Мариам написала Битси, выразила сочувствие, предложила помочь всем, что может понадобиться. «Мои мысли и наилучшие пожелания с вами, – написала она, в сотый раз сожалея о том, что ей недостает веры предложить свои молитвы. – Надеюсь, вы скажете, чем я могу пригодиться». И задумалась, как подписать. «Искренне ваша»? «Всегда ваша»? И в итоге написала: «С любовью», потому что какие бы недостатки ни имелись у Битси, она все делала из честных побуждений. Добрая, великодушная женщина. Мариам сокрушалась о ней, как о близкой подруге.
Ее жизнь после разрыва с Дэйвом сделалась очень мирной. Она и до того шла тихо и гладко, но недолгий прорыв в более активную, более насыщенную жизнь помог Мариам оценить благословенную упорядоченность повседневной рутины. Она вставала до зари, когда небо еще было жемчужно-белым, птицы только просыпались. Один кардинал в ее квартале обзавелся привычкой пропускать вторую ноту своей песенки и быстрым, резким стаккато повторять первую, «Вит-вит-вит!» – словно куда-то спешащий француз. Порой реактивный самолет проплывал на уровне верхней перекладины окна – идеально ровно и бесшумно, – а за соседским кленом еще висела бледная прозрачная луна.
Мариам собиралась с мыслями, рассеянно поглаживая кота, свернувшегося у нее под мышкой, пока молодой врач, живший через несколько домов, не завел свой шумный автомобиль, отправляясь с утренними визитами к пациентам. Это послужило ей сигналом: пора вставать. Ох, что-то она стала поскрипывать. Похоже, каждый сустав по утрам приходится заново приучать сгибаться и разгибаться.
К тому времени как Мариам вышла из душа, солнце поднялось и большинство соседей зашевелилось. Из ближайшего дома, возбужденно лая, выскочил щенок. Заплакал младенец. Прошуршали один за другим несколько автомобилей. Время здесь можно было определять, считая проехавшие машины и оценивая, как быстро они едут.

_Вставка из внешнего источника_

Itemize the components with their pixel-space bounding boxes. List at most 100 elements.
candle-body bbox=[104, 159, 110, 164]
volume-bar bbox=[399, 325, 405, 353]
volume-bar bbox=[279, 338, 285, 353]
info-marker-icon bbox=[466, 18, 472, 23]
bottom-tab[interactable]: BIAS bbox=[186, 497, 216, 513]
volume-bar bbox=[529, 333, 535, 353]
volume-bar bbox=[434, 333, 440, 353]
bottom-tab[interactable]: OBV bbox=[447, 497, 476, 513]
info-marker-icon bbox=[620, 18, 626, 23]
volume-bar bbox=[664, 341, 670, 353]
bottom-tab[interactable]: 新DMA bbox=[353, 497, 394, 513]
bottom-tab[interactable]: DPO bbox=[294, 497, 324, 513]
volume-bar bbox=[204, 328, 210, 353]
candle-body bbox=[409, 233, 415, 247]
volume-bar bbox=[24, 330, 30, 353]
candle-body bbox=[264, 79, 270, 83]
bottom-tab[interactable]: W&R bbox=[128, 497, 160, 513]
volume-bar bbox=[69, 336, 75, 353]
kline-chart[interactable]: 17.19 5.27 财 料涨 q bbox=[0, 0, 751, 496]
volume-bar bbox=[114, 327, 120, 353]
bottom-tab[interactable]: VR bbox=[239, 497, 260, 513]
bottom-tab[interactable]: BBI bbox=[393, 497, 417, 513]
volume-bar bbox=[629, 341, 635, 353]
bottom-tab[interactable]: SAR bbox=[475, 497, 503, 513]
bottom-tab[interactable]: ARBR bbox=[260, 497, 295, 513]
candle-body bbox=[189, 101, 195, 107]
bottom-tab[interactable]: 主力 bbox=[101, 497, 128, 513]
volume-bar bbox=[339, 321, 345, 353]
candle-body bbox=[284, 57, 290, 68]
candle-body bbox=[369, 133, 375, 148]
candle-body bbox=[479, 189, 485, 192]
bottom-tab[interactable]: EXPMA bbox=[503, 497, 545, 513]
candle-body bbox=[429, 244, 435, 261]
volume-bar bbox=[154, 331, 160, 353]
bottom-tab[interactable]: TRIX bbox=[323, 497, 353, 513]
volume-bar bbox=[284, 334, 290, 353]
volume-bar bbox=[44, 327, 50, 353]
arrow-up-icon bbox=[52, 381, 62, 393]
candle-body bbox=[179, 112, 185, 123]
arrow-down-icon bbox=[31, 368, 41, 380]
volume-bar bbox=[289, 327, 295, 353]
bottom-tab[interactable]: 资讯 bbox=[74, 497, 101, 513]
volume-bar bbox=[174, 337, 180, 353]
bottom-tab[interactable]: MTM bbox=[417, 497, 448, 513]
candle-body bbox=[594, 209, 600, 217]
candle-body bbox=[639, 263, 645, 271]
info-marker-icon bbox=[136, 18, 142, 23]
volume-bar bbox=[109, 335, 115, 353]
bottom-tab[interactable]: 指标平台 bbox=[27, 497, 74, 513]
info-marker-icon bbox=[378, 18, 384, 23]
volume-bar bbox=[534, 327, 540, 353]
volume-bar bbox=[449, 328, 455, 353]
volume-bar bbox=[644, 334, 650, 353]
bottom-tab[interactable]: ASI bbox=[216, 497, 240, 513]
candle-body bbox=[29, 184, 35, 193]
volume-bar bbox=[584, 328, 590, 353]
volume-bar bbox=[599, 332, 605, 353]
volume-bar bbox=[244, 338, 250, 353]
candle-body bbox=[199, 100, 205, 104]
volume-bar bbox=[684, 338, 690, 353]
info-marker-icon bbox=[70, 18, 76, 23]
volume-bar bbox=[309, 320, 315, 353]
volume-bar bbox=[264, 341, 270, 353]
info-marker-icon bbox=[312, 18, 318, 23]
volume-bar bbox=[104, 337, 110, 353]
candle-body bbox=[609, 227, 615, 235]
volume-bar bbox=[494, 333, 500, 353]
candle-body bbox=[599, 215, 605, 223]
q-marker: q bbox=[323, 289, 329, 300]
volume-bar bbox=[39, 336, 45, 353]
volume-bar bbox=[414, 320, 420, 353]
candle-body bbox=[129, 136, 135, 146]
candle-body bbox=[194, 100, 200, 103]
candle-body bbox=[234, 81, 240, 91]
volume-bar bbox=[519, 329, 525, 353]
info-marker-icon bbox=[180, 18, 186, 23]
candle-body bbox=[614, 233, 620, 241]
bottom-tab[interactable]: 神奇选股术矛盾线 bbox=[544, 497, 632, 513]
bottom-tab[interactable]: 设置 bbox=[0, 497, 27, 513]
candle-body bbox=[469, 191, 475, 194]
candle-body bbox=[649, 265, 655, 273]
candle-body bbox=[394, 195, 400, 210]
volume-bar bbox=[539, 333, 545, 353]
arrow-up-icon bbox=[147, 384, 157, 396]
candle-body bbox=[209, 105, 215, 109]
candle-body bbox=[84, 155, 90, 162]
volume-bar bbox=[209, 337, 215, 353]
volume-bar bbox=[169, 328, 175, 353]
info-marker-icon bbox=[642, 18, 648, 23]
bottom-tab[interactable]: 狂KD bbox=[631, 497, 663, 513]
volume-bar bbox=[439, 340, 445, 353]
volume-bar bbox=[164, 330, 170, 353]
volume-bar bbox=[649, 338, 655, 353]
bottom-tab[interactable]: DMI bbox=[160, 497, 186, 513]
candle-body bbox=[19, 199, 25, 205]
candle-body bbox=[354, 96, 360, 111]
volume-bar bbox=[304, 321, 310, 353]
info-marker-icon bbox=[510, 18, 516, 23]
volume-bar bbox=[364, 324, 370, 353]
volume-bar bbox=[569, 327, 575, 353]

Она тщательно оделась, не забыла и подвести глаза: не та она женщина, чтобы долго расхаживать в халате. Застелила постель, прихватила стакан воды и книгу, над которой вчера уснула, и только после этого пошла вниз вместе с котом, который петлял вокруг ее ног. Чай. Тост из питы. Кусочек феты. Пока заваривался чай, она раскладывала приборы на салфетке из плетеной соломки. Подлила Мушу воды в миску, проверила, достаточно ли корма. Вышла на крыльцо за газетой, на ходу просмотрела заголовки и села завтракать (она предпочитала сосредоточиваться на одном деле зараз). Чай был свежий, горячий, бодрящий. Фета – болгарская, сочная, не слишком соленая. Она поставила стул в пятно солнечного света, лучи золотили кожу на руках, теплым лаком растекались по волосам.